Omzinesý wrote: ↑
27 Jun 2019 14:52
Have you now introduced rounded front vowels into your lang or is this some descendant of what you developed the first?
It would be simpler if you make another thread and just cross-link it with this one, if they are two langs.
I am playing around with front rounded vowels still. I included them here because they nicely preserve the ablaut in the Class IIa verbs. However some dialects may have unrounded them, I think given the timespan of 1800 years and Crimea's rather rugged geography there would be quite a few Crimean Gothic dialects. I didn't think the changes were enough to warrant another thread.
Perhaps what you are seeing here is "Early Modern" Gothish, which is quite similar to Busbecq's Crimean Gothic, and additional changes I introduce will be the more modern Gothish language.

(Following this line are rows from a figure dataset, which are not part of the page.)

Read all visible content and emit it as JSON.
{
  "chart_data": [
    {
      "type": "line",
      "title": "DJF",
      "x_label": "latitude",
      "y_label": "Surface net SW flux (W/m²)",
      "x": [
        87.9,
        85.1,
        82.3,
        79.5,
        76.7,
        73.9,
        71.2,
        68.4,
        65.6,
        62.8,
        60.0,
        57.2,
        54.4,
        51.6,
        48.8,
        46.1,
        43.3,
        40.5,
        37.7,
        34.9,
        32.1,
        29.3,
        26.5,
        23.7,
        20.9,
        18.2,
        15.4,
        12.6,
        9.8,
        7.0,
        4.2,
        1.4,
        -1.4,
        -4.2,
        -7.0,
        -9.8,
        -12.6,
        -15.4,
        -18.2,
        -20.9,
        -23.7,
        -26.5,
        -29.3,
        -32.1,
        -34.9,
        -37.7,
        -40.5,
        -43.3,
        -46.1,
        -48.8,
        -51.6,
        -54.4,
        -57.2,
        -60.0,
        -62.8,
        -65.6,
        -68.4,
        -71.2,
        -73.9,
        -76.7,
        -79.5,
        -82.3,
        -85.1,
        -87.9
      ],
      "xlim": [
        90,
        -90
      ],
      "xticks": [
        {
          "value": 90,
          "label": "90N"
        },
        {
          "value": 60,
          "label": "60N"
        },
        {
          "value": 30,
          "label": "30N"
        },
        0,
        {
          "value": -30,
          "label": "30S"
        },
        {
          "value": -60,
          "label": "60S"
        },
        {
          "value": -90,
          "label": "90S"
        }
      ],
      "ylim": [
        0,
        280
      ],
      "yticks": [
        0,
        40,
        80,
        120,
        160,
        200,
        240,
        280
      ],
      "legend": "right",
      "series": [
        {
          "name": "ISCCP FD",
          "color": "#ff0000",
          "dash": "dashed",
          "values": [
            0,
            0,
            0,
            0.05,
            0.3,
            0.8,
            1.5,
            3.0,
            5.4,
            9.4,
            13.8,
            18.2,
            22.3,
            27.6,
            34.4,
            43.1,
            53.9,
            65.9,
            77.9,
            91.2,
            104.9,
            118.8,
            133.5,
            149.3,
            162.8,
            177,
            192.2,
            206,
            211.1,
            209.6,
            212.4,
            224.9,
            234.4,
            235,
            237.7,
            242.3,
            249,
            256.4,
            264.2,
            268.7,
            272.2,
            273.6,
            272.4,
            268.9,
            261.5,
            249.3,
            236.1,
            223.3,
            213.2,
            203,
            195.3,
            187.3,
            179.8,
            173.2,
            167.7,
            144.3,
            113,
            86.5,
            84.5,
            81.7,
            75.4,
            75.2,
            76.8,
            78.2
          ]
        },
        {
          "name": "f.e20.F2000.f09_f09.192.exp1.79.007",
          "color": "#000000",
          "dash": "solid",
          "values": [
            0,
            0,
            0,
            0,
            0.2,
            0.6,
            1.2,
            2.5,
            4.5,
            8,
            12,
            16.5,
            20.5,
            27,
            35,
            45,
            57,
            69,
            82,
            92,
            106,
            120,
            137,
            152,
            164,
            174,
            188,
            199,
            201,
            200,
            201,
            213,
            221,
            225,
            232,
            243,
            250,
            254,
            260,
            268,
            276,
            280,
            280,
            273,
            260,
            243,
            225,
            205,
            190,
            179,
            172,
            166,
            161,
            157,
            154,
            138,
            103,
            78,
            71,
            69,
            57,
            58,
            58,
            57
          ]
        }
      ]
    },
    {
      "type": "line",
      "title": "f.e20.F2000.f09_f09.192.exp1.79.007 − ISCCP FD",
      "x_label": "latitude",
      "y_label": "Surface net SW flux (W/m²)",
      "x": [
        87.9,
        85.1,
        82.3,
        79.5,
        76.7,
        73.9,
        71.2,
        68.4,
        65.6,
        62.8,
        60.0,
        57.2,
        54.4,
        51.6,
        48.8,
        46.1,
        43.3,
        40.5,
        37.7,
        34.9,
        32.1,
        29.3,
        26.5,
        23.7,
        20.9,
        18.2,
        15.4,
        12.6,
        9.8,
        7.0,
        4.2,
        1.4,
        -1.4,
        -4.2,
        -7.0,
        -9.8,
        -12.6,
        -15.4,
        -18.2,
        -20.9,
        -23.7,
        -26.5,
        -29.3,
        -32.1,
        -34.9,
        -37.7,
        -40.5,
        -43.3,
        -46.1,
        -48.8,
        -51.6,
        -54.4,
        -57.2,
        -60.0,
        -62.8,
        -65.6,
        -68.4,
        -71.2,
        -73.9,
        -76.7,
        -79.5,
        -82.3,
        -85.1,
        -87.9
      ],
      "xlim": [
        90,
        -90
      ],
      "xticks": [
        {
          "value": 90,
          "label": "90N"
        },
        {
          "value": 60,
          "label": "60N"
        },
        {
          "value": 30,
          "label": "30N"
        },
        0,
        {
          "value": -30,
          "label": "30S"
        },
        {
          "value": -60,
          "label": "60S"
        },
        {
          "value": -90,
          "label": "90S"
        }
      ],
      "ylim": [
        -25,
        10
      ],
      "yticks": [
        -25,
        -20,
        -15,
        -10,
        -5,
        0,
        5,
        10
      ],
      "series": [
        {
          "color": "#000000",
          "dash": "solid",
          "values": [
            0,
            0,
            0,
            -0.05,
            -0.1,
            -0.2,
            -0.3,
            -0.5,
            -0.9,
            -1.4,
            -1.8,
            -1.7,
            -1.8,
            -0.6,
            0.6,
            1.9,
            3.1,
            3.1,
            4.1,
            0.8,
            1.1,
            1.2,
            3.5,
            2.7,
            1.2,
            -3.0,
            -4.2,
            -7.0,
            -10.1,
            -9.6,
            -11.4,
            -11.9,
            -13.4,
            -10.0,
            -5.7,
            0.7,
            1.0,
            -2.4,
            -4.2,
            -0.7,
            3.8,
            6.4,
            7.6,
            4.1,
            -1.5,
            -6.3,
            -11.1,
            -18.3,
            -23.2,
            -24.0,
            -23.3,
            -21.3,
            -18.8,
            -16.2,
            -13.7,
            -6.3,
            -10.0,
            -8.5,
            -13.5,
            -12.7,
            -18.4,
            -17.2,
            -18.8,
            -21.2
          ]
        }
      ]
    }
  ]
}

Yeah, I mean that's what I would do in that situation. Although maybe just in the past tense? That seems more likely to get regularized.
I think this looks great. I especially like the leveling of the first person, present indicative to the vowel of the second and third persons. Gives the whole paradigm a nice singular/plural contrast taht could be retained even in more inflectional endings are lost.
Thanks for the compliment!
You are correct, that is what I have so far found in other paradigms, such as Class V verbs. In fact, I had just gotten done working on Class V verbs. The regular e: > i: change nicely distinguishes the subjunctive from the indicative here:
Now I could even go further and regularize the indicative to always have the vowel /e/ (as it does in the past tense) to the present tense). Tell me what you think.
Zekoslav wrote: ↑
27 Jun 2019 17:43
Overall it looks nice, personally the <dede> sequence looks a bit repetitive, <budedeþ> in particular is quite a tongue twister!
Other than that, I got two questions:
1. Did you mean that the past participle got an extra -t on analogy with the present participle, and not the other way around (as you've written), since that's what your examples seem to show?
2. How did the 3. sg. ending get a different consonant from the 2. pl. ending?
You are right, it is quite a tongue twister, and I suspect schwa will be syncoped in casual speach, so that the form lisede
(and in fact this was raised by one scholar as a likely source for the Crimean Gothic word lista
meaning "little," although in my mind a connection with English "least" or Gothic "leitils" is more likely.)
To answer your questions:
1. Yes that is my mistake, however I reversed this change after seeing that it merges the two in other paradigms.
2. Two totally separate sound changes:
ð > d / V_V (c.f. "bruder")
b β d ð z g ɣ > p f t θ s k x / _#
Hence why you get liset as the third person singular, but liseþ in the second person plural.
(Although it should be noted that the actual corpus suggests Crimean Gothic merged /θ/ and /t/ in these positions, e.g. plut, alt. Furthermore, -t may drop in analogy with the 3rd person of other forms, like in the subjunctive.)